Unlock Microcontroller ATMEGA64 Eeprom

Unlock Microcontroller ATMEGA64 Eeprom

 

We can Unlock Microcontroller ATMEGA64 Eeprom, please view the Microcontroller ATMEGA64 features for your reference:

The ATmega64 provides the following features: 64K bytes of In-System Programmable Flash with Unlock-While-Write capabilities, 2K bytes EEPROM, 4K bytes SRAM, 53 general purpose I/O lines, 32 general purpose working registers, Real Time Counter (RTC), four flexible Timer/Counters with compare modes and PWM, two USARTs, a byte oriented Two-wire Serial Interface, an 8-channel, 10-bit ADC with optional differential input stage with programmable gain, programmable Watchdog Timer with internal Oscillator, an SPI serial port, IEEE std. 1149.1 compliant JTAG test interface, also used for accessing the On-chip Debug system and programming, and six software selectable power saving modes when Unlock Microcontroller.

The Idle mode stops the CPU while allowing the SRAM, Timer/Counters, SPI port, and interrupt system to continue functioning. The Power down mode saves the register contents but freezes the Oscillator, disabling all other chip functions until the next interrupt or Hardware Reset if Unlock Microcontroller.

In Power-save mode, the asynchronous timer continues to run, allowing the user to maintain a timer base while the rest of the device is sleeping. The ADC Noise Reduction mode stops the CPU and all I/O modules except asynchronous timer and ADC, to minimize switching noise during ADC conversions before Unlock Microcontroller.

In Standby mode, the crystal/resonator Oscillator is running while the rest of the device is sleeping. This allows very fast start-up combined with low power consumption. In Extended Standby mode, both the main Oscillator and the asynchronous timer continue to run after Unlock Microcontroller.

The device is manufactured using Atmel’s high-density non-volatile memory technology. The On-chip ISP Flash allows the program memory to be reprogrammed In-System through an SPI serial interface, by a conventional non-volatile memory programmer, or by an On-chip Boot program running on the AVR core. The Boot Program can use any interface to download the Application Program in the Application Flash memory when Unlock Microcontroller.

Software in the Boot Flash section will continue to run while the Application Flash section is updated, providing true Unlock-While-Write operation. By combining an 8-bit RISC CPU with In-System Self-Programmable Flash on a monolithic chip, the Atmel ATmega64 is a powerful microcontroller that provides a highly-flexible and cost-effective solution to many embedded control applications if Unlock Microcontroller.

The ATmega64 AVR is supported with a full suite of program and system development tools including: C compilers, macro assemblers, program debugger/simulators, In-Circuit Emulators, and evaluation kits. The ATmega64 is a highly complex microcontroller where the number of I/O locations supersedes the 64 I/O location reserved in the AVR instruction set before Unlock Microcontroller.

To ensure backward compatibility with the ATmega103, all I/O locations present in ATmega103 have the same location in ATmega64. Most additional I/O locations are added in an Extended I/O space starting from 0x60 to 0xFF (i.e., in the ATmega103 internal RAM space) after Unlock Microcontroller.

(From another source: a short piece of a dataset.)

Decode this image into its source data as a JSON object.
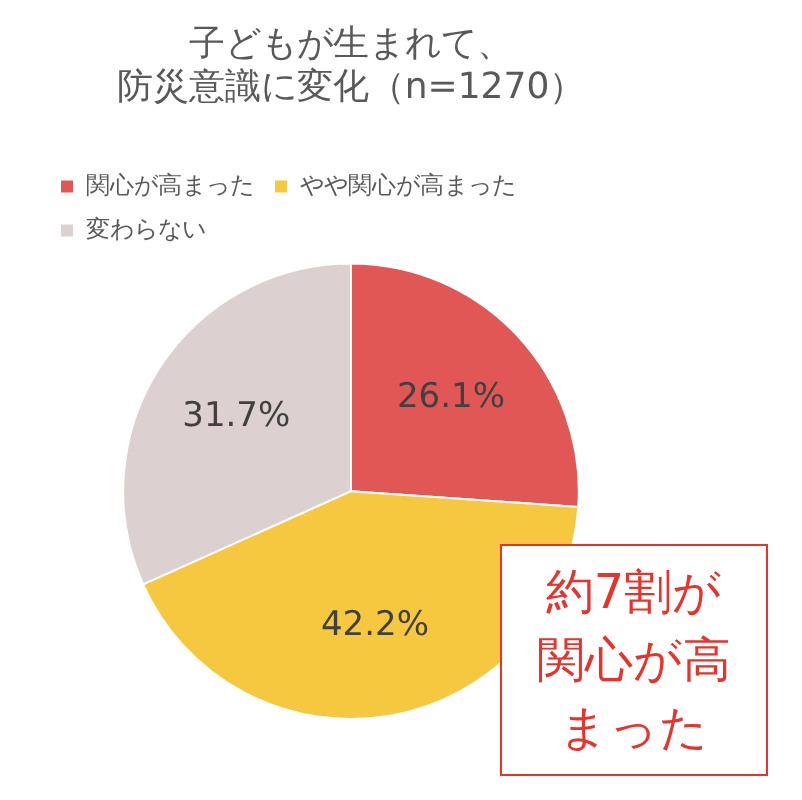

These location can be reached by using LD/LDS/LDD and ST/STS/STD instructions only, not by using IN and OUT instructions. The relocation of the internal RAM space may still be a problem for ATmega103 users. Also, the increased number of Interrupt Vectors might be a problem if the code uses absolute addresses. To solve these problems, an ATmega103 compatibility mode can be selected by programming the fuse M103C when Unlock Microcontroller.

In this mode, none of the functions in the Extended I/O space are in use, so the internal RAM is located as in ATmega103. Also, the extended Interrupt Vectors are removed. The ATmega64 is 100% pin compatible with ATmega103, and can replace the ATmega103 on current printed circuit boards. The application notes “Replacing ATmega103 by ATmega128” and “Migration between ATmega64 and ATmega128” describes what the user should be aware of replacing the ATmega103 by an ATmega128 or ATmega64.